The Light at the Beginning of the Tunnel

I was supposed to wake up this morning in a hospital bed and my right arm in a sling. Instead, I rose two handed to birdsong and a vibrant, violet-orange sunrise over the mulberry tree. A pre-admission COVID check was enough to convince my surgeon that the tail end of a cold was worth delaying my arthroscopy another two weeks.

I'm not sure if it's appropriate to feel good about this. There's something about my right arm that makes it my favourite of all my limbs. I think that's because it holds the pen, holds the mouse, taps the screen. I'd say I do about 90% of my communication through writing. Going without my arm, just for a couple of weeks, makes me think of having duct tape over my mouth rather than missing an opposable thumb to crack a tray of ice into a blender, steer a car, or reach above my head in a yoga pose to open my hips. I can live with two arms for a little while longer.

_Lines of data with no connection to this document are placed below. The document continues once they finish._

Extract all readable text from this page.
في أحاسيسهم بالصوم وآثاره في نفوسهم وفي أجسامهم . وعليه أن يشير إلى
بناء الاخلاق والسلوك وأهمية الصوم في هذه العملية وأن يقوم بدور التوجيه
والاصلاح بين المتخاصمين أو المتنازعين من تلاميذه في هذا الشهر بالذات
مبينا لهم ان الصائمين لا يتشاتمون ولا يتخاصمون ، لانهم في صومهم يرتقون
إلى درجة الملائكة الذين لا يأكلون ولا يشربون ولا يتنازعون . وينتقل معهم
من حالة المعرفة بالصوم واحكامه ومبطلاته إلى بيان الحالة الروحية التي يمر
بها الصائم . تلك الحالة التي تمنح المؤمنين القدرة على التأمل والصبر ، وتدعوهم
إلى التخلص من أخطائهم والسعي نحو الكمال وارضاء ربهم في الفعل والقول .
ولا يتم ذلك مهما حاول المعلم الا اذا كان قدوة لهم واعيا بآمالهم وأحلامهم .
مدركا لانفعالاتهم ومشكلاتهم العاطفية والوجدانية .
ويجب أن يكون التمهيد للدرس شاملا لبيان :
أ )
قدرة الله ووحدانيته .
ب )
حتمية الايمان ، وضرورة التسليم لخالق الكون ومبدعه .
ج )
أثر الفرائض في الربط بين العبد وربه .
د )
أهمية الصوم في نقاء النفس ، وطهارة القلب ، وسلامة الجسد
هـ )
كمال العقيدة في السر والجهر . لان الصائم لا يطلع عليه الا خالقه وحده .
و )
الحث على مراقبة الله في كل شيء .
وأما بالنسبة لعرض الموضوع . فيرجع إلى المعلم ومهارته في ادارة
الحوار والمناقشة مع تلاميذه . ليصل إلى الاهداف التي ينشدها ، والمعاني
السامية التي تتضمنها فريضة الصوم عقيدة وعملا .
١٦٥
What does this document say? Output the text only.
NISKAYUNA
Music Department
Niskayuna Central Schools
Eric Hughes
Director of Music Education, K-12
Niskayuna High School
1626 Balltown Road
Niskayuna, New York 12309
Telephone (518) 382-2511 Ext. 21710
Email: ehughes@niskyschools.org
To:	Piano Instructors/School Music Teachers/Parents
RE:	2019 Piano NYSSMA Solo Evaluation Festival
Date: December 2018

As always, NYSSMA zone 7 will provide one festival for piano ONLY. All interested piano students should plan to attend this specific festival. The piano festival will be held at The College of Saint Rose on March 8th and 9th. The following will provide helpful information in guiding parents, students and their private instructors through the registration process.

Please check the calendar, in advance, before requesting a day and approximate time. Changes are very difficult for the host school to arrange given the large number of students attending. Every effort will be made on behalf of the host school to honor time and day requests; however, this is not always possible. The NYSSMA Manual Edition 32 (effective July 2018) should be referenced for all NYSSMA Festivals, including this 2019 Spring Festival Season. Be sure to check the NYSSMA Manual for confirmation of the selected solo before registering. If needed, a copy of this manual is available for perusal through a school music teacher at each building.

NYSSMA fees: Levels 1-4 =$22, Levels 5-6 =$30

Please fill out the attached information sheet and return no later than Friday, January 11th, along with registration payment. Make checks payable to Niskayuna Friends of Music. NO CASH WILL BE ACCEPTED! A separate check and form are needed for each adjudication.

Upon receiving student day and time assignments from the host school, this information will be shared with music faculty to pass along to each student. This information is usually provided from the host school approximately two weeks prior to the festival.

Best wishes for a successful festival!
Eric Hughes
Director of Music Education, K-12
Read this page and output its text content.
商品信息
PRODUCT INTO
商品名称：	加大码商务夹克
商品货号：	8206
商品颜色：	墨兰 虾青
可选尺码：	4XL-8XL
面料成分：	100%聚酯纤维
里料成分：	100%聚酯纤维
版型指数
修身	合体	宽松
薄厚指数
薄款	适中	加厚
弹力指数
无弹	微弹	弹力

Potential frustration also fermented into philosophy. What if this delay was fate. What if I don't really need this surgery. After all, my shoulder only hurts when it's away from my body, pushing something, or trying to hit threes in community centre basketball courts. Can I live without those things? Maybe. I don't know. Maybe it doesn't hurt that much. I can't tell if I'm in denial about my injury, or in denial about being in denial.

Either way, I wasted a lot of time cleaning the house last week.